Coleman is a heady, productive CB who won 1st Team All-MAC honours as a junior.  In the MAC, you can see why; he is an intelligent CB who reads routes well and who will bait QBs into making unwise throws.  Against Ohio, for instance, last year, he had 4 passes defended.  Those quick diagnostic skills were also evident against a higher standard of competition; in his interception return for a TD against Virginia, he read the QB perfectly, stepping in front of a screen pass and coasting to the end zone.  I was most interested, however, in watching Coleman against Oklahoma State’s top tier passing attack and, in this game, his limitations as an athlete were pretty brutally exposed.  He was constantly out of phase with the OSU WRs and lacked the speed and agility to cope with their threat.  I really like Coleman’s effort and intelligence but I just don’t think he has the raw athletic skills or physical presence needed to be an effective contributor at the highest level.  As such, I see him as an undrafted free agent prospect at this point in time.
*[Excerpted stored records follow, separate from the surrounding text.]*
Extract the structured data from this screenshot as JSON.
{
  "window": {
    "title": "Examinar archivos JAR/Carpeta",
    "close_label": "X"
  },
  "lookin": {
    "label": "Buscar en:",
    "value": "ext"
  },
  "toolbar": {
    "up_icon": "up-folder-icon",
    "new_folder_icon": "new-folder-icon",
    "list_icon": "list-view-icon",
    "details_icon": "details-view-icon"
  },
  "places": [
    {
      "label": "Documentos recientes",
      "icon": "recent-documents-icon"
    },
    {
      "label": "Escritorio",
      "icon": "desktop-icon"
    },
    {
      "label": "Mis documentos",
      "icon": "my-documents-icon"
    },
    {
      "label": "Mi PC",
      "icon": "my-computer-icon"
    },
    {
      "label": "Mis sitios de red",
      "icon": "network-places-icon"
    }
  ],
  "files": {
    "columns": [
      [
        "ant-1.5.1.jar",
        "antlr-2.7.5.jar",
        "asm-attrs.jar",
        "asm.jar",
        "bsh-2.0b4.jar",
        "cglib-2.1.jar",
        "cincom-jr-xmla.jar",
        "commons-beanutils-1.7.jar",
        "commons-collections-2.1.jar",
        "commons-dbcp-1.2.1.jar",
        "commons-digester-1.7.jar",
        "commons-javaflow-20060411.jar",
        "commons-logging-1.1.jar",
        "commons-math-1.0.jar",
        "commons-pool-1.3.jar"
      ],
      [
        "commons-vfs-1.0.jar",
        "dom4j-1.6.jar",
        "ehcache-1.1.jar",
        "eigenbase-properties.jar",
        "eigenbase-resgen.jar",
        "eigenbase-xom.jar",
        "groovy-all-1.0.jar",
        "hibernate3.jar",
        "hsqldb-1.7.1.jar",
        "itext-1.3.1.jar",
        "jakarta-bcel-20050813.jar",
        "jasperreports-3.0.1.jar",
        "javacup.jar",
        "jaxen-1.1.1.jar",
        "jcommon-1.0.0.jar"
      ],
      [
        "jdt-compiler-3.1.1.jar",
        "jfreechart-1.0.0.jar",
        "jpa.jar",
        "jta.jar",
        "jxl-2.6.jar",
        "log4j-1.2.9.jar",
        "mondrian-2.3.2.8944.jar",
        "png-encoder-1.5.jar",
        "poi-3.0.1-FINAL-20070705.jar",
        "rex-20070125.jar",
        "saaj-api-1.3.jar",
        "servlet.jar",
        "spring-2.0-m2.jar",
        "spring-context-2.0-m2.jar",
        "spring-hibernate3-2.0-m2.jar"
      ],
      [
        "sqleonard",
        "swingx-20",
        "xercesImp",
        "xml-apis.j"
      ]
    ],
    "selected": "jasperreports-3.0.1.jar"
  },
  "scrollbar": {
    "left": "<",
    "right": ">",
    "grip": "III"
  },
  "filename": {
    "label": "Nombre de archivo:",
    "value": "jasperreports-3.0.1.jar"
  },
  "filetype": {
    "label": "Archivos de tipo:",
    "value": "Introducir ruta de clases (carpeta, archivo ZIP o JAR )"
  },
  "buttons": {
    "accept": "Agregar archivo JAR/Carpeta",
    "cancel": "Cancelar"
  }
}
Nate Velichko (G, San Jose State) – 47

Velichko is an experienced and versatile lineman, who has started at both tackle and guard at San Jose State, on both sides of the line.  He is by no means an elite prospect but I do think that his skill-set, allied to this versatility, might make him a viable practice squad candidate for an NFL team in 2018.  His main strength is his alertness; he recognises his responsibilities and can often be seen shunting off his primary responsibility to one of his teammates in order to pick up a secondary threat.  He has quite a powerful punch and is reasonably athletic, with the ability to move quickly towards the second level.  When he keeps his feet chopping, he is a creditable run blocker and I enjoyed the amount of pancake blocks for which he was responsible – always, for me, a positive sign!  He is, however, a marginal prospect at best at the next level, due to the flaws in pass protection, where he tends to over-extend and lose his balance, forcing him to lunge and lose control of contact situations.  This is, I suspect, partly due to two things: 1) he plays too high – at 6-7, he struggles to gain leverage – and 2) he is a bit slow off the snap and, as a result, lacks the explosion you would really want to see.  A good offensive line coach will smooth out some of these difficulties and, although Velichko is a long-shot to make it in the NFL, I see enough on tape to suggest that a camp invite is feasible.